Financial Peace, Week 2: A Budget

I’ve decided to take you along on our journey to financial peace. Tune in every (hopefully!) Sunday night as I reflect on the week’s lesson. 

I’m reminded again why a budget is important. It’s not there to track where the money went, it’s there to plan where the money goes. It’s a chance to sit down at the beginning of every month and decide where the money will go. It’s a chance to talk about money, at least once a month. It’s a chance to decide, as a couple, where to give and take from. A budget is a lot more than “saving money.” It’s actually knowing what you’re saving and where the rest is going.

We’ve been on a budget plenty of times. There was a wedding (that could have been a really nice car), a house, living in a new house, buying a car, and having a baby. So, we know a lot about being on a budget. Except, all of those times involved seeing where the money was going and vowing not to spend it on extra things. When we want to save money, the first thing to go is eating out. We don’t go to restaurants much so I mean fast food. Life gets pretty hectic and fast food is a lot easier than cooking a meal after a long day. When we’ve been on a budget, we haven’t actually planned where all of our pennies would go. Instead we practiced thoughtful spending. Meaning, out of chance we happened to have saved money! 
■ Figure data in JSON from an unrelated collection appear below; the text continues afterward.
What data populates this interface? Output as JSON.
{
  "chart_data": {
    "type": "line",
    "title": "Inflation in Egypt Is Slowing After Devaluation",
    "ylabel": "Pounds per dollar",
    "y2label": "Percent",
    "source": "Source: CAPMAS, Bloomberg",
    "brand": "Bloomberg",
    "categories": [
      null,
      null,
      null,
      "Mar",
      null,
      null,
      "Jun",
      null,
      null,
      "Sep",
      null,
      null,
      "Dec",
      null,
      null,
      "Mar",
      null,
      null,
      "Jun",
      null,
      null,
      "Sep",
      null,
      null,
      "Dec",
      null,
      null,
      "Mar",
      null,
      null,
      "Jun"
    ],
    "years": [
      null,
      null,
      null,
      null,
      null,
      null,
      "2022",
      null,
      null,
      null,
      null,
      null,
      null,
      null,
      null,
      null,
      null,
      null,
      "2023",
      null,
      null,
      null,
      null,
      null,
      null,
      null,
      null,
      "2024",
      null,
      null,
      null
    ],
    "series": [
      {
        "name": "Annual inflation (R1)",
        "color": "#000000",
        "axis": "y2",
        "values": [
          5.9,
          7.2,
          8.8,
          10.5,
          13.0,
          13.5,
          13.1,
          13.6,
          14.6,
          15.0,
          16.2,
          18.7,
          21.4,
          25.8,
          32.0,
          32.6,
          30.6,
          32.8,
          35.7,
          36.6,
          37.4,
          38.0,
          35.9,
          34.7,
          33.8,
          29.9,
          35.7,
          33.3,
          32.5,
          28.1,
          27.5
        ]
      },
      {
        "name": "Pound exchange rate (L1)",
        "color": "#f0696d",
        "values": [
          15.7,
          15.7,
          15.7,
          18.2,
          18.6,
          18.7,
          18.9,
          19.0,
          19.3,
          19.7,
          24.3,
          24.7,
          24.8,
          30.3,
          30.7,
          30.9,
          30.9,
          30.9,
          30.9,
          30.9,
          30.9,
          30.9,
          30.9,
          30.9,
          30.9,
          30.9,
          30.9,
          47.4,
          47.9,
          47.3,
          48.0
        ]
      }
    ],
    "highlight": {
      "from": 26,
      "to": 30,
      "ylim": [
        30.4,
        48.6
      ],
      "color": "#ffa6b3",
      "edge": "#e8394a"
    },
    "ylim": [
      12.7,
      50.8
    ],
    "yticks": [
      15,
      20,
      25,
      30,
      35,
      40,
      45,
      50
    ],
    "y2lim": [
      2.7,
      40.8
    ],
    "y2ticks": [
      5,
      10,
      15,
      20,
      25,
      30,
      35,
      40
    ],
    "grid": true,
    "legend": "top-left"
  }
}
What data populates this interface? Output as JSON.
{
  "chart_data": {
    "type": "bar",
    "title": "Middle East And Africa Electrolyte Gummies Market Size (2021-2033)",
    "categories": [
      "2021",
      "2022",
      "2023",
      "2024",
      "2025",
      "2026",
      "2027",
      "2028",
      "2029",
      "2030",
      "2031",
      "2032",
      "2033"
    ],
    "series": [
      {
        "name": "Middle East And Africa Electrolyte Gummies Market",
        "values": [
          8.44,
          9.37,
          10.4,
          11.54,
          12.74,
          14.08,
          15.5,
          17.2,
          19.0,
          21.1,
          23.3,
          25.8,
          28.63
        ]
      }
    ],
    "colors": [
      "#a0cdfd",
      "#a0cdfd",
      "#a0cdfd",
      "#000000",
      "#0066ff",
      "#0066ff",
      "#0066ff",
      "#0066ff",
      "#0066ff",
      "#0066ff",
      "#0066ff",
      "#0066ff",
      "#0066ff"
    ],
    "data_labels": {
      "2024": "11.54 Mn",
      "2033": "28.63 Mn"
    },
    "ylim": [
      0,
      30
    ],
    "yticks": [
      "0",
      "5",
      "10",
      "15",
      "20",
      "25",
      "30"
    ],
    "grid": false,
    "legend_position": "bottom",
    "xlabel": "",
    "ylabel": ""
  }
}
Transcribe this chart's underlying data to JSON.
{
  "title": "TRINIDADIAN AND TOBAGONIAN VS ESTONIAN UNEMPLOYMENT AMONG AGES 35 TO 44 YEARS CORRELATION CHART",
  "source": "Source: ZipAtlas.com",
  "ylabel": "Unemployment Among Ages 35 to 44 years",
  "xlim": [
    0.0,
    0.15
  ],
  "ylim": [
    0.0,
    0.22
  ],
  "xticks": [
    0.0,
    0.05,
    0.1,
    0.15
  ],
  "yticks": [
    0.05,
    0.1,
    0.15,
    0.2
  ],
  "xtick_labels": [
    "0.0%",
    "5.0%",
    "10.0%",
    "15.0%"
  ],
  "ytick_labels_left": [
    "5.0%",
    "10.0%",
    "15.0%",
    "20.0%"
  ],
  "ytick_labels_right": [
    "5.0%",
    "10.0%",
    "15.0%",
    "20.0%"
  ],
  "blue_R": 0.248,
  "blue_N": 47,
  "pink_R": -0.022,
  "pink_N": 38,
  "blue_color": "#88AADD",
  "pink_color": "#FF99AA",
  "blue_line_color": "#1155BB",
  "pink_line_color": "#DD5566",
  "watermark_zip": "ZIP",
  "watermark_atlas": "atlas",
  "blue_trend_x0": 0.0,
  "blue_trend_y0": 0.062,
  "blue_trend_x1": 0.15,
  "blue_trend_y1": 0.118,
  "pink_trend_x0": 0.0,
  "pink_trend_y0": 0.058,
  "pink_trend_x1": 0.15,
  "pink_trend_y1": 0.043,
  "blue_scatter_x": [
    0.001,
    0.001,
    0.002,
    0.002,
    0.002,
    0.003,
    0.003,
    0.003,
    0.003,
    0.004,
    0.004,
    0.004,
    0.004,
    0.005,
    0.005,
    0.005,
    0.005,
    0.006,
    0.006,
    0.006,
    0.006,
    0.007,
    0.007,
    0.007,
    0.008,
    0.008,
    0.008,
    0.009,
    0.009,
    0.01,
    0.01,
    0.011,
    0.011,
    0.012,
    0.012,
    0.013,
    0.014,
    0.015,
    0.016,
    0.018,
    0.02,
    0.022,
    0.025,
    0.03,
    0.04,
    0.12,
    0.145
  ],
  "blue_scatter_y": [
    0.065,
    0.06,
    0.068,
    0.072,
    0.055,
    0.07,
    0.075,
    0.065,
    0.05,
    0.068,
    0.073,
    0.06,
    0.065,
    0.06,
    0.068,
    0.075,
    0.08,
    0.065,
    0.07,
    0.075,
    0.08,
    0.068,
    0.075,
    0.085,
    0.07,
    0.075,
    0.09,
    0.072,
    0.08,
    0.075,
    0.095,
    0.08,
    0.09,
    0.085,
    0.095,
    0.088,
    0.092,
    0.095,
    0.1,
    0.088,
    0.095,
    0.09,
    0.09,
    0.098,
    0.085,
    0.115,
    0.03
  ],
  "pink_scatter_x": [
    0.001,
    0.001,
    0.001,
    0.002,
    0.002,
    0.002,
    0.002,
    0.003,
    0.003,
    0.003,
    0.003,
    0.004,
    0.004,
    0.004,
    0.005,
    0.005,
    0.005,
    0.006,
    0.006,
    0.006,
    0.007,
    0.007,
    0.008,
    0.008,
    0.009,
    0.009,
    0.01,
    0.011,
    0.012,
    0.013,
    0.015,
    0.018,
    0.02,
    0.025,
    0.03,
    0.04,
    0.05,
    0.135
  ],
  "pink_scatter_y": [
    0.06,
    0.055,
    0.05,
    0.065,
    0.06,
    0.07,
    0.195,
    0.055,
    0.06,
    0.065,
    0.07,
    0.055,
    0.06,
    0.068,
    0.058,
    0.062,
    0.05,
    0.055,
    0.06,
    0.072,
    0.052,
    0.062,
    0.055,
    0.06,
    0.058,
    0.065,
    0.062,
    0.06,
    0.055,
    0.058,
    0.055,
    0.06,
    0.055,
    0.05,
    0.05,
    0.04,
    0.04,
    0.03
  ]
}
We’ve been lucky (I used this word wisely) that our savings plans have been successful. We’ve been lucky that we have been able to buy what we want. We have been lucky that our way of budgeting reaped great benefits. I take pride in saying that we paid for our wedding with real money. We didn’t put things on credit cards to not be paid off for months. (We did use credit cards for some things. We used the Internet on a lot of things!) Yes, our parent’s contributed, but we saved our money and bought ourselves a wedding!

Now here’s where the confusion begins with a budget. We knew where our money was going and we saved for a wedding. {Awesome!} We thought we were operating under a budget. No one had ever told us to budget where ALL the money was going. No one had ever told us to budget exactly money into savings! {Light bulb!} Before Maximus was born, we mimicked Dave Ramsey’s cash flow worksheet and included the line about savings. {Go us!} But…we were just starting out so we were guessing on what our budget would look like. But that’s ok, he tells you it will take a few months to get it figured out. So, we gave ourselves that wiggle room. And we never looked back. We didn’t sit down the next month and review it. We looked at what we had spent and continued to “save.” Life was looking good because we were saving money. Our budget appeared to be working! You get the drift, right? We didn’t really understand the concept of a BUDGET. We knew the general meaning of it, but we were giving ourselves too much wiggle room. That wiggle room is what has kept us in this tetter-totter motion for so long.